BRINDISI  –  ‘Acque Chiare’, un anno dopo, e in appello il giudizio non cambia. Le oltre 200 villette con annesso un bar, un ristorante un albergo in costruzione restano confiscate. Restano nelle mani dello Stato, restano lontane anni luce dalle aspettative degli acquirenti.

Confermate anche tutte le pene già stabilite nel 1° grado di giudizio.

Lo stabilisce la Corte d’Appello di Lecce che conferma le condanne  per il costruttore Vincenzo Romanazzi e il notaio Bruno Cafaro, 1 anno e 6 mesi,  9 mesi per l’architetto Carlo Cioffi, ex dirigente dell’assessorato all’Urbanistica del Comune di Brindisi e il progettista Severino Orsan.

I giudici hanno, però, accolto la richiesta del PM Antonio Costanini, modificando la pena pecuniaria per Romanazzi e Cafaro, che da 30.000 euro passa a 55.000. 35.000 ciascuno, invece, per Cioffi e Orsan.

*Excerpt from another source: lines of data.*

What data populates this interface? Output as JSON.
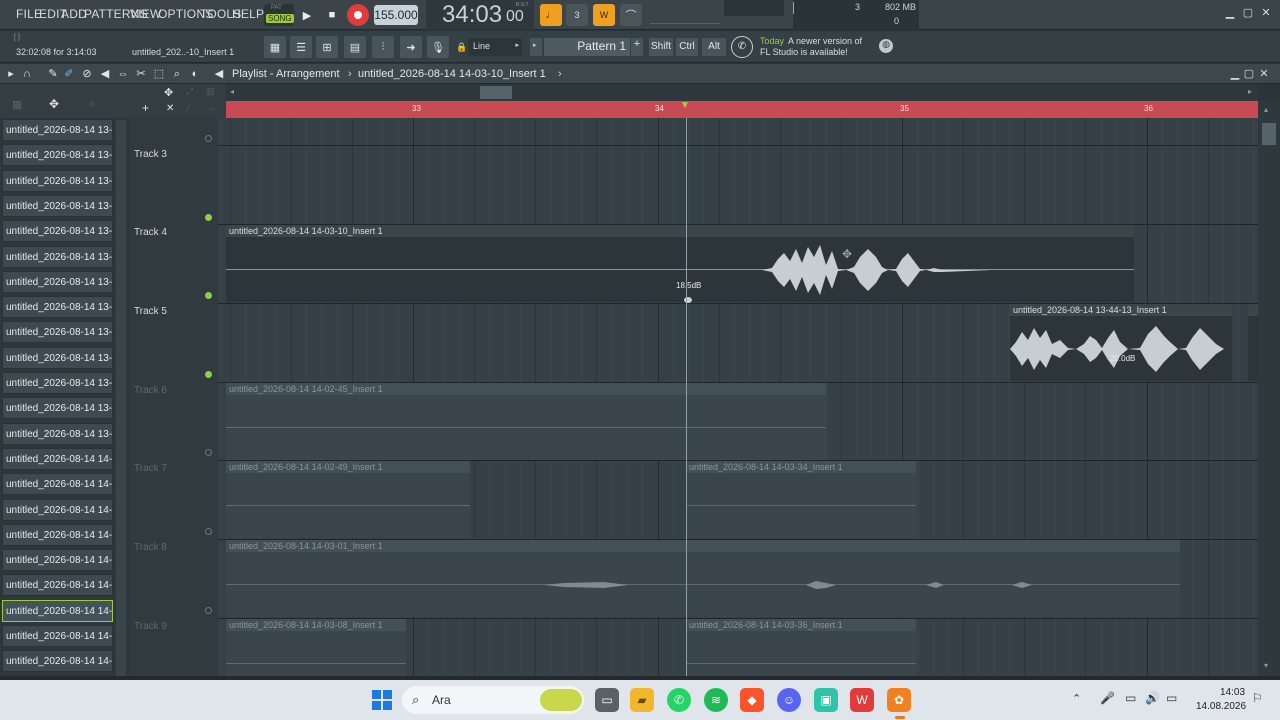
{
  "menu": [
    "FILE",
    "EDIT",
    "ADD",
    "PATTERNS",
    "VIEW",
    "OPTIONS",
    "TOOLS",
    "HELP"
  ],
  "transport": {
    "mode_pat": "PAT",
    "mode_song": "SONG",
    "tempo": "155.000",
    "time_main": "34:03",
    "time_sub": "00",
    "time_sig": "B:S:T",
    "cpu_value": "3",
    "ram_value": "802 MB",
    "poly_value": "0"
  },
  "hint": {
    "time_left": "32:02:08 for 3:14:03",
    "file": "untitled_202..-10_Insert 1"
  },
  "snap_mode": "Line",
  "pattern_name": "Pattern 1",
  "modifiers": [
    "Shift",
    "Ctrl",
    "Alt"
  ],
  "news": {
    "day": "Today",
    "line1": "A newer version of",
    "line2": "FL Studio is available!"
  },
  "playlist": {
    "title": "Playlist - Arrangement",
    "separator": "›",
    "clip_name": "untitled_2026-08-14 14-03-10_Insert 1",
    "separator2": "›"
  },
  "browser_items": [
    "untitled_2026-08-14 13-...",
    "untitled_2026-08-14 13-...",
    "untitled_2026-08-14 13-...",
    "untitled_2026-08-14 13-...",
    "untitled_2026-08-14 13-...",
    "untitled_2026-08-14 13-...",
    "untitled_2026-08-14 13-...",
    "untitled_2026-08-14 13-...",
    "untitled_2026-08-14 13-...",
    "untitled_2026-08-14 13-...",
    "untitled_2026-08-14 13-...",
    "untitled_2026-08-14 13-...",
    "untitled_2026-08-14 13-...",
    "untitled_2026-08-14 14-...",
    "untitled_2026-08-14 14-...",
    "untitled_2026-08-14 14-...",
    "untitled_2026-08-14 14-...",
    "untitled_2026-08-14 14-...",
    "untitled_2026-08-14 14-...",
    "untitled_2026-08-14 14-...",
    "untitled_2026-08-14 14-...",
    "untitled_2026-08-14 14-..."
  ],
  "ruler_bars": [
    "33",
    "34",
    "35",
    "36"
  ],
  "tracks": [
    "Track 3",
    "Track 4",
    "Track 5",
    "Track 6",
    "Track 7",
    "Track 8",
    "Track 9"
  ],
  "clips": {
    "t4": "untitled_2026-08-14 14-03-10_Insert 1",
    "t5": "untitled_2026-08-14 13-44-13_Insert 1",
    "t6": "untitled_2026-08-14 14-02-45_Insert 1",
    "t7a": "untitled_2026-08-14 14-02-49_Insert 1",
    "t7b": "untitled_2026-08-14 14-03-34_Insert 1",
    "t8": "untitled_2026-08-14 14-03-01_Insert 1",
    "t9a": "untitled_2026-08-14 14-03-08_Insert 1",
    "t9b": "untitled_2026-08-14 14-03-36_Insert 1"
  },
  "db_labels": {
    "t4": "18.5dB",
    "t5": "20.0dB"
  },
  "taskbar": {
    "search": "Ara",
    "time": "14:03",
    "date": "14.08.2026"
  },
  "colors": {
    "ruler": "#c84a55",
    "accent_green": "#9ccc3c",
    "orange": "#f0a020",
    "record": "#e23b3b"
  }
}
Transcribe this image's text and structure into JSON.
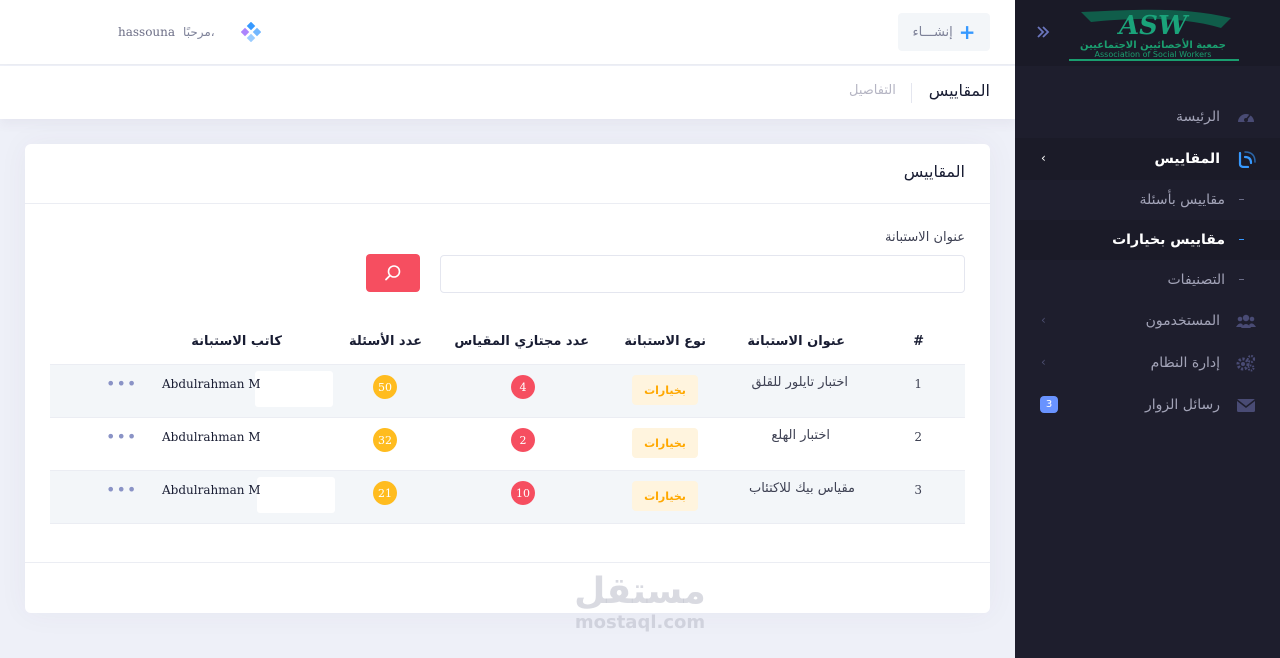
{
  "header": {
    "create_label": "إنشـــاء",
    "user_greeting": "مرحبًا،",
    "user_name": "hassouna"
  },
  "subheader": {
    "title": "المقاييس",
    "breadcrumb": "التفاصيل"
  },
  "sidebar": {
    "logo_text": "ASW",
    "logo_ar": "جمعية الأخصائيين الاجتماعيين",
    "logo_en": "Association of Social Workers",
    "items": [
      {
        "label": "الرئيسة",
        "icon": "dashboard-icon"
      },
      {
        "label": "المقاييس",
        "icon": "scale-icon",
        "open": true
      },
      {
        "label": "المستخدمون",
        "icon": "users-icon"
      },
      {
        "label": "إدارة النظام",
        "icon": "cogs-icon"
      },
      {
        "label": "رسائل الزوار",
        "icon": "envelope-icon",
        "badge": "3"
      }
    ],
    "subitems": [
      {
        "label": "مقاييس بأسئلة"
      },
      {
        "label": "مقاييس بخيارات",
        "active": true
      },
      {
        "label": "التصنيفات"
      }
    ]
  },
  "card": {
    "title": "المقاييس",
    "search_label": "عنوان الاستبانة",
    "search_value": ""
  },
  "table": {
    "columns": [
      "#",
      "عنوان الاستبانة",
      "نوع الاستبانة",
      "عدد مجتازي المقياس",
      "عدد الأسئلة",
      "كاتب الاستبانة"
    ],
    "rows": [
      {
        "num": "1",
        "title": "اختبار تايلور للقلق",
        "type": "بخيارات",
        "passed": "4",
        "questions": "50",
        "author": "Abdulrahman M",
        "actions": "•••"
      },
      {
        "num": "2",
        "title": "اختبار الهلع",
        "type": "بخيارات",
        "passed": "2",
        "questions": "32",
        "author": "Abdulrahman M",
        "actions": "•••"
      },
      {
        "num": "3",
        "title": "مقياس بيك للاكتئاب",
        "type": "بخيارات",
        "passed": "10",
        "questions": "21",
        "author": "Abdulrahman M",
        "actions": "•••"
      }
    ]
  },
  "watermark": {
    "ar": "مستقل",
    "en": "mostaql.com"
  },
  "colors": {
    "sidebar_bg": "#1e1e2d",
    "accent_blue": "#3699ff",
    "danger": "#f64e60",
    "warning": "#ffbc1f",
    "badge_warning_bg": "#fff4de",
    "badge_primary": "#6993ff"
  }
}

Per tutti viene applicata la sospensione condizionale della pena  e la condanna in solido al pagamento dei danni alla Regione Puglia, parte civile, alla quale dovranno essere liquidati 15.000 euro di spese di costituzione e 50.000 euro di provvisionale, con quantificazione rimandata alla sede civile.

Neanche un euro di ammenda, invece, per il Comune di Brindisi che, così come sostenuto dalla difesa dell’ente sin dal primo momento, non deve nulla ai proprietari che lo avevano citato come responsabile civile a fronte di una richiesta di risarcimento di circa 700.000 euro a villetta.

L’ultima speranza per i condannati e soprattutto, per i proprietari degli immobili di Contrada ‘Torre Testa’, in un primo momento ritenuti terzi in buona fede e oggi imputati per concorso in lottizzazione abusiva negoziale, si chiama Cassazione.